Esri UC Student Assistantship: 60 New Friends and Great Networking

By Guest Blogger Amelia, 2012 Student Assistant

“What am I going to do next summer?” Last winter break, I pondered the question. I had just graduated from Louisiana State University with a bachelor’s degree in geography and was gearing up to start my first semester of graduate school in the spring. While I have a research assistantship at the Louisiana Geographic Information Center, I wanted to spend part of my summer gaining exposure as an intern. I looked into a summer internship at Esri, but didn’t want to be away from my assistantship for the entire summer. The User Conference Student Assistantship program appeared to be the perfect fit. It would allow me to obtain a first-hand account of Esri’s company culture and to gain valuable exposure in only one week.

I will now fast forward from December to July and “press play” when I arrived in San Diego. Expecting to be put straight to work that afternoon, I was pleasantly surprised when our supervisors told us that we were free to go explore (many of us were geographers, after all).

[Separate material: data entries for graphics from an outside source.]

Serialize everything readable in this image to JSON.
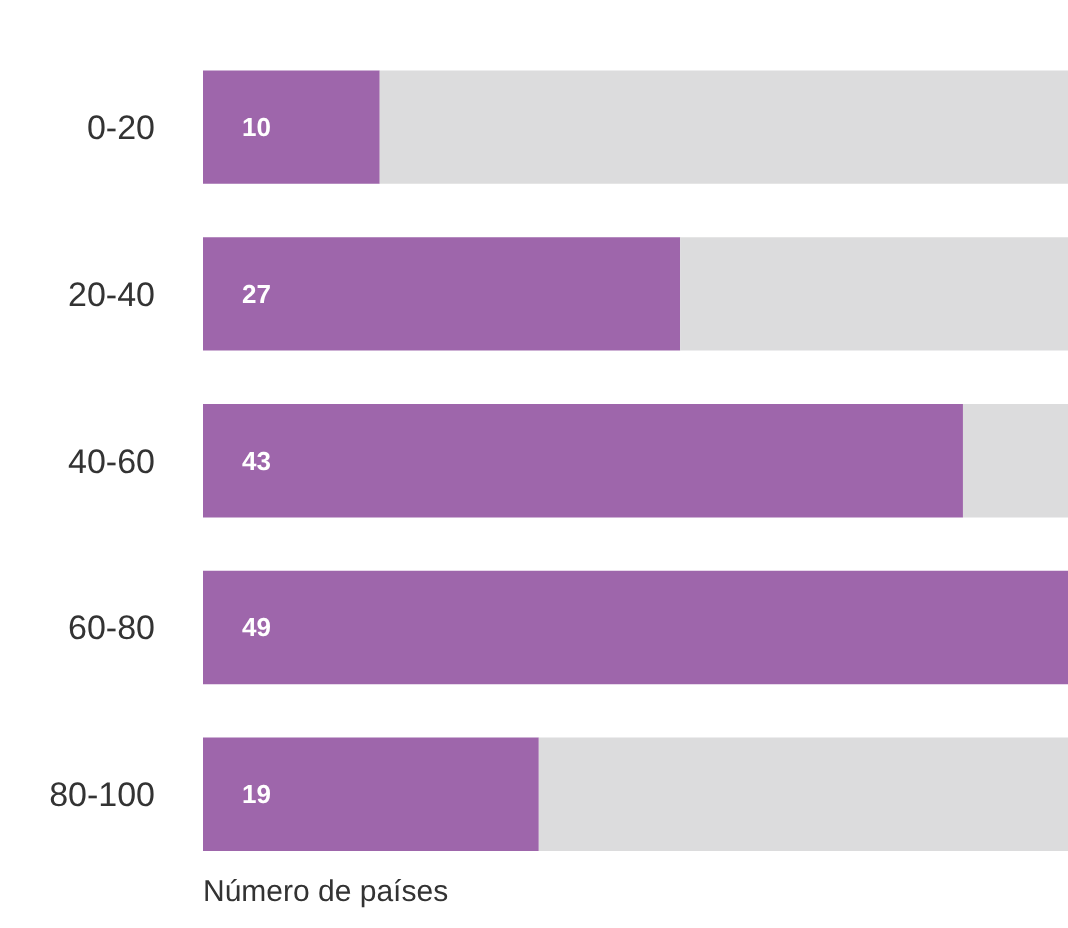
{
  "chart_data": {
    "type": "bar",
    "orientation": "horizontal",
    "stacked": true,
    "xlabel": "Número de países",
    "categories": [
      "0-20",
      "20-40",
      "40-60",
      "60-80",
      "80-100"
    ],
    "series": [
      {
        "color": "#9e66ab",
        "values": [
          10,
          27,
          43,
          49,
          19
        ],
        "value_labels": [
          "10",
          "27",
          "43",
          "49",
          "19"
        ]
      },
      {
        "color": "#dcdcdd",
        "values": [
          39,
          22,
          6,
          0,
          30
        ]
      }
    ],
    "xlim": [
      0,
      49
    ],
    "tick_labels": "y",
    "grid": false
  }
}
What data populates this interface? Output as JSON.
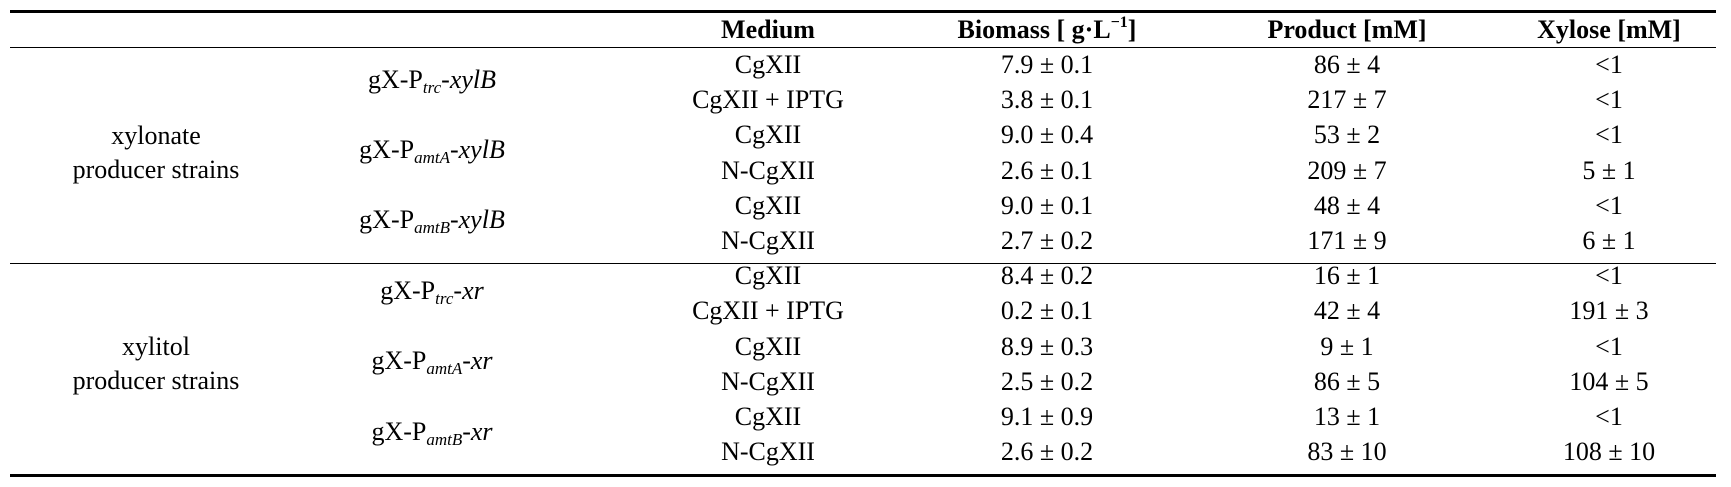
{
  "header": {
    "medium": "Medium",
    "biomass": "Biomass [ g·L",
    "biomass_sup": "−1",
    "biomass_close": "]",
    "product": "Product [mM]",
    "xylose": "Xylose [mM]"
  },
  "groups": [
    {
      "name_line1": "xylonate",
      "name_line2": "producer strains",
      "strains": [
        {
          "prefix": "gX-P",
          "promoter": "trc",
          "gene": "-xylB",
          "rows": [
            {
              "medium": "CgXII",
              "biomass": "7.9 ± 0.1",
              "product": "86 ± 4",
              "xylose": "<1"
            },
            {
              "medium": "CgXII + IPTG",
              "biomass": "3.8 ± 0.1",
              "product": "217 ± 7",
              "xylose": "<1"
            }
          ]
        },
        {
          "prefix": "gX-P",
          "promoter": "amtA",
          "gene": "-xylB",
          "rows": [
            {
              "medium": "CgXII",
              "biomass": "9.0 ± 0.4",
              "product": "53 ± 2",
              "xylose": "<1"
            },
            {
              "medium": "N-CgXII",
              "biomass": "2.6 ± 0.1",
              "product": "209 ± 7",
              "xylose": "5 ± 1"
            }
          ]
        },
        {
          "prefix": "gX-P",
          "promoter": "amtB",
          "gene": "-xylB",
          "rows": [
            {
              "medium": "CgXII",
              "biomass": "9.0 ± 0.1",
              "product": "48 ± 4",
              "xylose": "<1"
            },
            {
              "medium": "N-CgXII",
              "biomass": "2.7 ± 0.2",
              "product": "171 ± 9",
              "xylose": "6 ± 1"
            }
          ]
        }
      ]
    },
    {
      "name_line1": "xylitol",
      "name_line2": "producer strains",
      "strains": [
        {
          "prefix": "gX-P",
          "promoter": "trc",
          "gene": "-xr",
          "rows": [
            {
              "medium": "CgXII",
              "biomass": "8.4 ± 0.2",
              "product": "16 ± 1",
              "xylose": "<1"
            },
            {
              "medium": "CgXII + IPTG",
              "biomass": "0.2 ± 0.1",
              "product": "42 ± 4",
              "xylose": "191 ± 3"
            }
          ]
        },
        {
          "prefix": "gX-P",
          "promoter": "amtA",
          "gene": "-xr",
          "rows": [
            {
              "medium": "CgXII",
              "biomass": "8.9 ± 0.3",
              "product": "9 ± 1",
              "xylose": "<1"
            },
            {
              "medium": "N-CgXII",
              "biomass": "2.5 ± 0.2",
              "product": "86 ± 5",
              "xylose": "104 ± 5"
            }
          ]
        },
        {
          "prefix": "gX-P",
          "promoter": "amtB",
          "gene": "-xr",
          "rows": [
            {
              "medium": "CgXII",
              "biomass": "9.1 ± 0.9",
              "product": "13 ± 1",
              "xylose": "<1"
            },
            {
              "medium": "N-CgXII",
              "biomass": "2.6 ± 0.2",
              "product": "83 ± 10",
              "xylose": "108 ± 10"
            }
          ]
        }
      ]
    }
  ]
}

I really hit it off with one of my roommates, so we decided to take the ferry to Coronado Beach. Even though we were both tired from having traveled all morning, we were brought back to life with the salty sea breeze and the cool water on our toes. We made plans to go back later in the week, but never had the chance since the conference kept us so busy.

Even though we worked all day, the weekend flew. Many of us had registration duties, so we would either hand out tote bags or check attendee IDs and give them their badges. Seeing the IDs from such a wide-range of places—and hearing all the different languages and accents—made this task exciting. Regardless of the large number of attendees, the Esri team kept registration moving like clockwork. Our supervisors always made sure that we knew where, when, and how to do our tasks.    

Amelia (center) with fellow assistants Regan and Robert


During the week, student assistants only work half of the day. Prior to the conference, we had the chance to choose whether we wanted to work the AM or PM shift and the duty we would be assigned. I chose to work in the store and at workshops. If there was a lull, I was able to talk to my supervisors about daily life at Esri. From this inside perspective I heard nothing but great reviews. The overarching theme was that there is a genuinely reciprocal relationship between the company and employee. Because Esri invests so much into the well-being of its employees, its employees invest in the culture of the company.

Whenever I had time off, I tried to take advantage of it. Monday afternoon I was able to catch the end of the plenary session. The innovative thinking was mind opening. For instance, Stephen Ervin, the winner of the Lifetime Achievement Award, presented an idea (that I have been chewing on since the conference) about envisioning our lives spatially. Dr. Ervin imagines his life as a space-filling curve, which is “a recursive subdivision of the line or space where each new node adds to the complexity and the length or the volume, but doesn’t move the beginning or end points.” During his presentation, he showed a group picture from a graphics conference hosted by the Harvard Laboratory for Computer Graphics and Spatial Analysis in the early days of GIS. It reminded me of Hemingway’s A Moveable Feast. Instead of luminaries in Paris, however, they were in Cambridge.

During the rest of the time I had off, I went to sessions and networked. A word of caution to future assistants: it is very easy to get distracted at the conference. Before you even get to San Diego, choose a couple of sessions that appeal to your core interests. Indeed, one of the most surprising parts of the conference was that I made more connections with people from Louisiana in San Diego than I did in Baton Rouge!

After the full days at the convention center, the assistants got a chance to play. Some nights we stayed at the hotel, and other nights we went out on the town. Since our hotel was so close to the Gaslamp Quarter, we were able to walk everywhere. One of my favorite spots was Vin De Syrah. Its décor made me feel like I was in a scene from Alice in Wonderland. Because there are so many people in town for the conference, you are almost guaranteed to overhear conversations revolving around GIS in every establishment. The Gaslamp Quarter was transformed into a geo-geek paradise!

As you can tell, my week in San Diego was action packed. I took a lot away from the experience: 60 new friends, ideas about how to improve workflows at my current job and in my own research, great career advice from members of the Esri team, many new connections … the list could go on and on. Because of one of the new connections I made at LSU, I might even have the opportunity to return to the UC next year! In the meantime, I am enthusiastic about sharing my UC experience with other students in hopes that they will apply to the program and create their own experience. Envisioning my life as a space-filling curve, the assistantship has created a new node. I venture to say that it will do the same for those that follow in my path.